Jon concludes: “Our overall approach follows passive design principles and seeks to refurb the majority (93%) of Atlantic House’s existing area and retain its shell and part of the frame. This includes upgrading the thermal fabric to above Building Regulation standards, which will significantly reduce associated heat losses from an old building and provide internal temperature control. Renewable energy technology including photovoltaic panels and air source heat pumps will ensure maximum energy efficiency, flow restrictors on taps and dual flush toilets will reduce water consumption, and rainwater collection butts are specified for landscape irrigation. Finally, materials have been specified for a long lifespan and future adaptability.”
Ackroyd Lowrie has worked in partnership with property design and development firm, Finchatton; planning consultant, Savills and project managers, Silver to achieve planning consent.
Andrew Dunn, co founder of Finchatton said: “We are so thrilled to be expanding into the educational sector with the Thomas’s project. The new building has been designed to create a best in class environment for learning today as well as to be sensitive to the local community and its neighbours.”
Nick de Lotbiniere, head of London planning, Savills added: “Savills are delighted to have acted as agents for the planning application for the new Junior school on behalf of Thomas’s School. The permission will see the repurposing and reuse of Atlantic House which has been vacant for a long period. The consent will also ensure that the school will continue to serve the Borough’s residents and provide excellent education for pupils in a new and enhanced facility, through a well-designed scheme.”

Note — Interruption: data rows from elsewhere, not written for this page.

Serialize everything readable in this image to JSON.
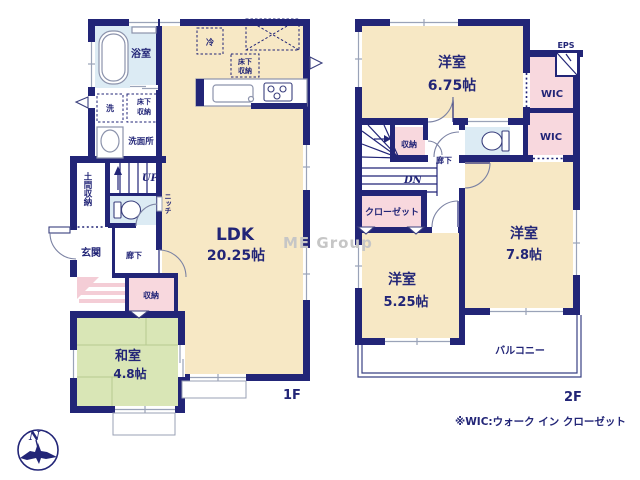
{
  "plan": {
    "f1": {
      "label": "1F",
      "ldk": "LDK",
      "ldk_size": "20.25帖",
      "washitsu": "和室",
      "washitsu_size": "4.8帖",
      "bath": "浴室",
      "washroom": "洗面所",
      "washer": "洗",
      "underfloor1": "床下",
      "underfloor2": "収納",
      "fridge": "冷",
      "doma": "土間収納",
      "genkan": "玄関",
      "hall": "廊下",
      "storage": "収納",
      "niche": "ニッチ",
      "up": "UP"
    },
    "f2": {
      "label": "2F",
      "room675": "洋室",
      "room675_size": "6.75帖",
      "room78": "洋室",
      "room78_size": "7.8帖",
      "room525": "洋室",
      "room525_size": "5.25帖",
      "wic": "WIC",
      "eps": "EPS",
      "storage": "収納",
      "hall": "廊下",
      "closet": "クローゼット",
      "balcony": "バルコニー",
      "dn": "DN"
    },
    "note": "※WIC:ウォーク イン クローゼット",
    "watermark": "ME Group",
    "compass": "N",
    "colors": {
      "wall_navy": "#222577",
      "room_cream": "#F7E8C5",
      "wet_area_blue": "#DCEBF4",
      "tatami_green": "#D9E6B6",
      "storage_pink": "#F8D8DE",
      "watermark_gray": "#C6C6C6"
    }
  }
}
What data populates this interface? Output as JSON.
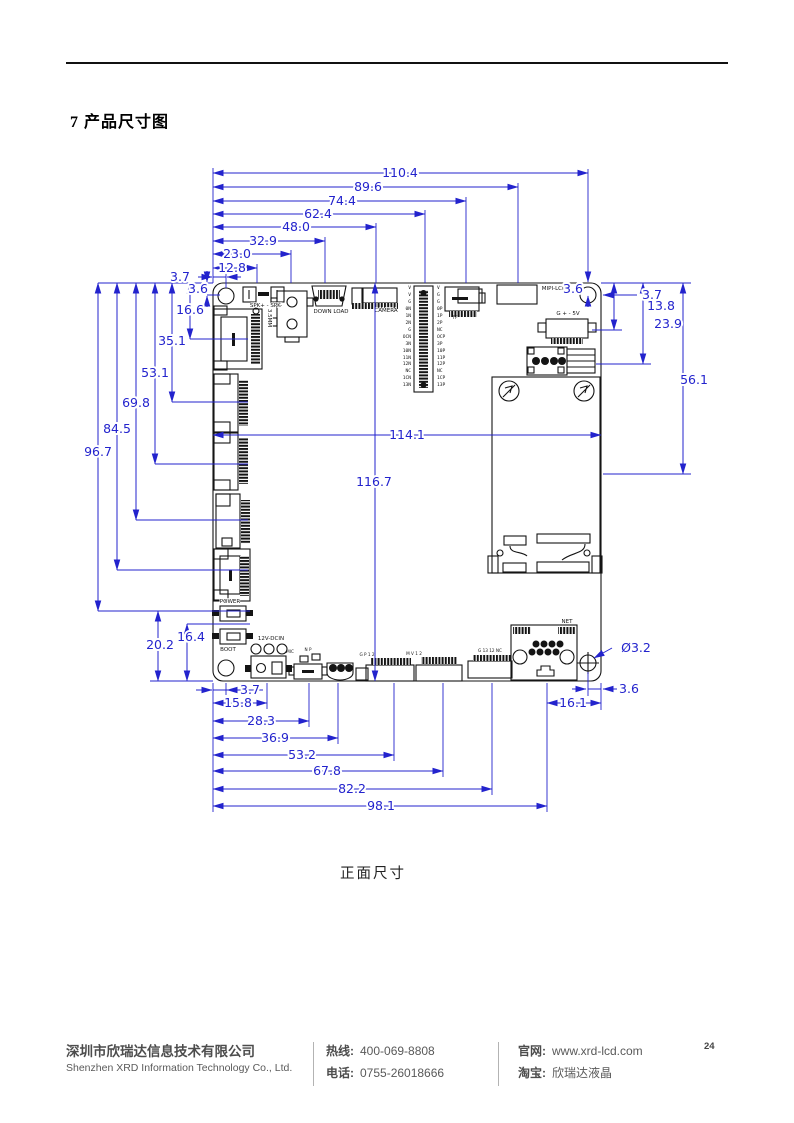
{
  "page": {
    "title": "7 产品尺寸图",
    "caption": "正面尺寸",
    "number": "24"
  },
  "footer": {
    "company_cn": "深圳市欣瑞达信息技术有限公司",
    "company_en": "Shenzhen XRD Information Technology Co., Ltd.",
    "hotline_label": "热线:",
    "hotline": "400-069-8808",
    "phone_label": "电话:",
    "phone": "0755-26018666",
    "web_label": "官网:",
    "web": "www.xrd-lcd.com",
    "taobao_label": "淘宝:",
    "taobao": "欣瑞达液晶"
  },
  "colors": {
    "dimension": "#2323cd",
    "line": "#141414"
  },
  "dims": {
    "top": [
      "110.4",
      "89.6",
      "74.4",
      "62.4",
      "48.0",
      "32.9",
      "23.0",
      "12.8"
    ],
    "tl_h": "3.7",
    "tl_v": "3.6",
    "left": [
      "16.6",
      "35.1",
      "53.1",
      "69.8",
      "84.5",
      "96.7"
    ],
    "bl": [
      "20.2",
      "16.4"
    ],
    "tr_v": "3.6",
    "tr_h": "3.7",
    "right": [
      "13.8",
      "23.9",
      "56.1"
    ],
    "width": "114.1",
    "height": "116.7",
    "bottom": [
      "3.7",
      "15.8",
      "28.3",
      "36.9",
      "53.2",
      "67.8",
      "82.2",
      "98.1"
    ],
    "br_w": "16.1",
    "br_h": "3.6",
    "hole": "Ø3.2"
  },
  "board": {
    "spk": "SPK+ - SPK-",
    "jack": "3.5MM",
    "download": "DOWN LOAD",
    "camera": "CAMERA",
    "mipi": "MIPI-LCD",
    "pwr5v": "G + - 5V",
    "tf": "TF",
    "power": "POWER",
    "boot": "BOOT",
    "dcin": "12V-DCIN",
    "mic": "MIC",
    "np": "N P",
    "net": "NET",
    "conn_a": "G P 1 2",
    "conn_b": "M V 1 2",
    "conn_c": "G 13 12 NC",
    "header_left": "V\nV\nG\n0N\n1N\n2N\nG\nOCN\n3N\n10N\n11N\n12N\nNC\n1CN\n13N",
    "header_right": "V\nG\nG\n0P\n1P\n2P\nNC\nOCP\n3P\n10P\n11P\n12P\nNC\n1CP\n13P"
  }
}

Ashley Coull, associate director for project management consultant, Silver spoke about the client and team ethos: “It has been a privilege to be one of the partners in this flagship project for Thomas’s, working in collaboration with Thomas’s and the professional team committed to creating an engaging and inspiring school environment. We are looking forward to restoring these beautiful heritage buildings for future generations to enjoy, learn and grow.”
Work on Atlantic House is expected to begin later this year with the aim for staff and students to move in for the 2024/25 academic year.